The inhabitants of the two cities had been loyal to Venice, and Venice was loyal to them. The first idea of transporting the Monemvasiotes to the rocky island of Cerigo—then partly a Venetian colony and partly under the rule of the great Venetian family of Venier, which boasted its descent from Venus, the fabled goddess of Kythera—was abandoned, in deference to the eloquent protests of the Metropolitan, and lands were assigned to the exiles in the more fertile colonies of the Republic. A commission of five nobles was appointed to consider the claims, and provide for the settlement, of the stradioti, or light horsemen from Nauplia and Monemvasia, who had fought like heroes against the Turks; and this commission sat for several years, for the claimants were numerous and not all genuine[323]. Some, like the ancient local family of Daimonoyannes, formerly lords of Cerigo, received lands in Crete[324], where various members of the Athenian branch of the great Florentine family of the Medici, which had been settled for two hundred years at Nauplia, also found a home. Scions of the clan of Mamonas went to Zante and Crete, and are found later on at Corinth, Nauplia, Athens and Corfù. Others were removed to Corfù, where they soon formed an integral part of the Corfiote population and where the name of these stradioti is still preserved in a locality of the island; while others again were transplanted to Cephalonia, Cyprus, or Dalmatia. Not a few of them were soon, however, smitten with home-sickness; they sold their new lands and returned to be Turkish subjects at Nauplia and Monemvasia[325].

The Venetian fortifications; the old Venetian pictures on the eikonostasis of the Ἑλκόμενος church; the quaint Italian chimneys, and the well-head up in the castle, which bears the winged lion of St Mark, two private coats of arms, the date MDXIV and the initials S R upon it, the latter those of Sebastiano Renier, Podestà from 1510 to 1512 (to whom the first coat belongs, while the second is that of Antonio Garzoni, Podestà in 1526 and again in 1538, when he was the last Podestà before the Turkish conquest), still speak to us of this first Venetian occupation, when the ancient Byzantine city, after the brief vicissitudes of French and Papal government, found shelter for nearly eighty years beneath the flag of the Evangelist (Plate V, Fig. 2 and Text-fig. 2).

APPENDIX
TWO VENETIAN DOCUMENTS RELATING TO THE ACQUISITION OF MONEMVASIA IN 1464

I.—Regina fol. 52.

MCCCCLXIIIJ indictione xij.

Die xxi Septembris.

Cum per gratiam omnipotentis Dei acquista sit in partibus grecie insula Staliminis dives et opulenta in qua sunt tres terre cum Castellis viz Cochinum, Mudrum et Paleocastrum que tempore pacis reddere solent ducatos circa xᵐ. Item etiam Civitas Malvasie sita in Amorea. Ad quorum locorum bonam gubernationem et conservationem sub obedientia nostri Dominii providendum est de rectoribus et camerariis e venetiis mittendis tam pro populis regendis et jure reddendo quam pro introitibus earum bene gubernandis et non perdendis sicut hucusque dicitur esse factum....

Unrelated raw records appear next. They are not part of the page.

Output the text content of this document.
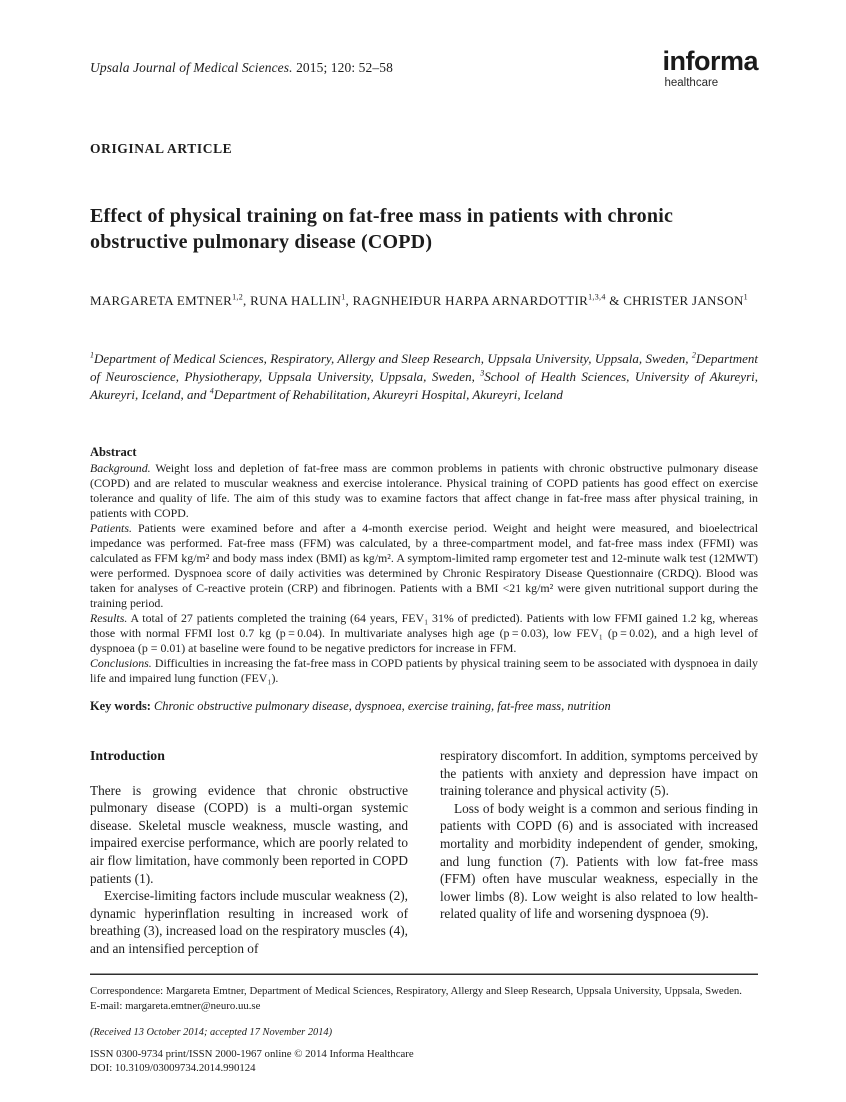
Upsala Journal of Medical Sciences. 2015; 120: 52–58	informa
healthcare
ORIGINAL ARTICLE
Effect of physical training on fat-free mass in patients with chronic
obstructive pulmonary disease (COPD)
MARGARETA EMTNER$^{1,2}$, RUNA HALLIN$^1$, RAGNHEIÐUR HARPA ARNARDOTTIR$^{1,3,4}$ & CHRISTER JANSON$^1$
$^1$Department of Medical Sciences, Respiratory, Allergy and Sleep Research, Uppsala University, Uppsala, Sweden, $^2$Department of Neuroscience, Physiotherapy, Uppsala University, Uppsala, Sweden, $^3$School of Health Sciences, University of Akureyri, Akureyri, Iceland, and $^4$Department of Rehabilitation, Akureyri Hospital, Akureyri, Iceland
Abstract

Background. Weight loss and depletion of fat-free mass are common problems in patients with chronic obstructive pulmonary disease (COPD) and are related to muscular weakness and exercise intolerance. Physical training of COPD patients has good effect on exercise tolerance and quality of life. The aim of this study was to examine factors that affect change in fat-free mass after physical training, in patients with COPD.

Patients. Patients were examined before and after a 4-month exercise period. Weight and height were measured, and bioelectrical impedance was performed. Fat-free mass (FFM) was calculated, by a three-compartment model, and fat-free mass index (FFMI) was calculated as FFM kg/m² and body mass index (BMI) as kg/m². A symptom-limited ramp ergometer test and 12-minute walk test (12MWT) were performed. Dyspnoea score of daily activities was determined by Chronic Respiratory Disease Questionnaire (CRDQ). Blood was taken for analyses of C-reactive protein (CRP) and fibrinogen. Patients with a BMI <21 kg/m² were given nutritional support during the training period.

Results. A total of 27 patients completed the training (64 years, FEV₁ 31% of predicted). Patients with low FFMI gained 1.2 kg, whereas those with normal FFMI lost 0.7 kg (p = 0.04). In multivariate analyses high age (p = 0.03), low FEV₁ (p = 0.02), and a high level of dyspnoea (p = 0.01) at baseline were found to be negative predictors for increase in FFM.

Conclusions. Difficulties in increasing the fat-free mass in COPD patients by physical training seem to be associated with dyspnoea in daily life and impaired lung function (FEV₁).

Key words: Chronic obstructive pulmonary disease, dyspnoea, exercise training, fat-free mass, nutrition
Introduction

There is growing evidence that chronic obstructive pulmonary disease (COPD) is a multi-organ systemic disease. Skeletal muscle weakness, muscle wasting, and impaired exercise performance, which are poorly related to air flow limitation, have commonly been reported in COPD patients (1).

Exercise-limiting factors include muscular weakness (2), dynamic hyperinflation resulting in increased work of breathing (3), increased load on the respiratory muscles (4), and an intensified perception of

respiratory discomfort. In addition, symptoms perceived by the patients with anxiety and depression have impact on training tolerance and physical activity (5).

Loss of body weight is a common and serious finding in patients with COPD (6) and is associated with increased mortality and morbidity independent of gender, smoking, and lung function (7). Patients with low fat-free mass (FFM) often have muscular weakness, especially in the lower limbs (8). Low weight is also related to low health-related quality of life and worsening dyspnoea (9).

Correspondence: Margareta Emtner, Department of Medical Sciences, Respiratory, Allergy and Sleep Research, Uppsala University, Uppsala, Sweden.
E-mail: margareta.emtner@neuro.uu.se

(Received 13 October 2014; accepted 17 November 2014)

ISSN 0300-9734 print/ISSN 2000-1967 online © 2014 Informa Healthcare
DOI: 10.3109/03009734.2014.990124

Eligatur per quattuor manus electionum in maiori consilio unus potestas Malvasie cum salario ducatorum V. auri in anno, sit per duos annos tantum; et habeat salarium liberum cum prerogativis et exemptionibus rectoris Staliminis et similiter in contumacia sua. Debeat habere duos famulos et tres equos et recipiat salarium suum ab insula Staliminis de tribus mensibus in tres menses ante tempus.

†De parte474
De non14
Non syncere9

Die xvij Septembris mcccclxiiij in consilio di xlᵗᵃ.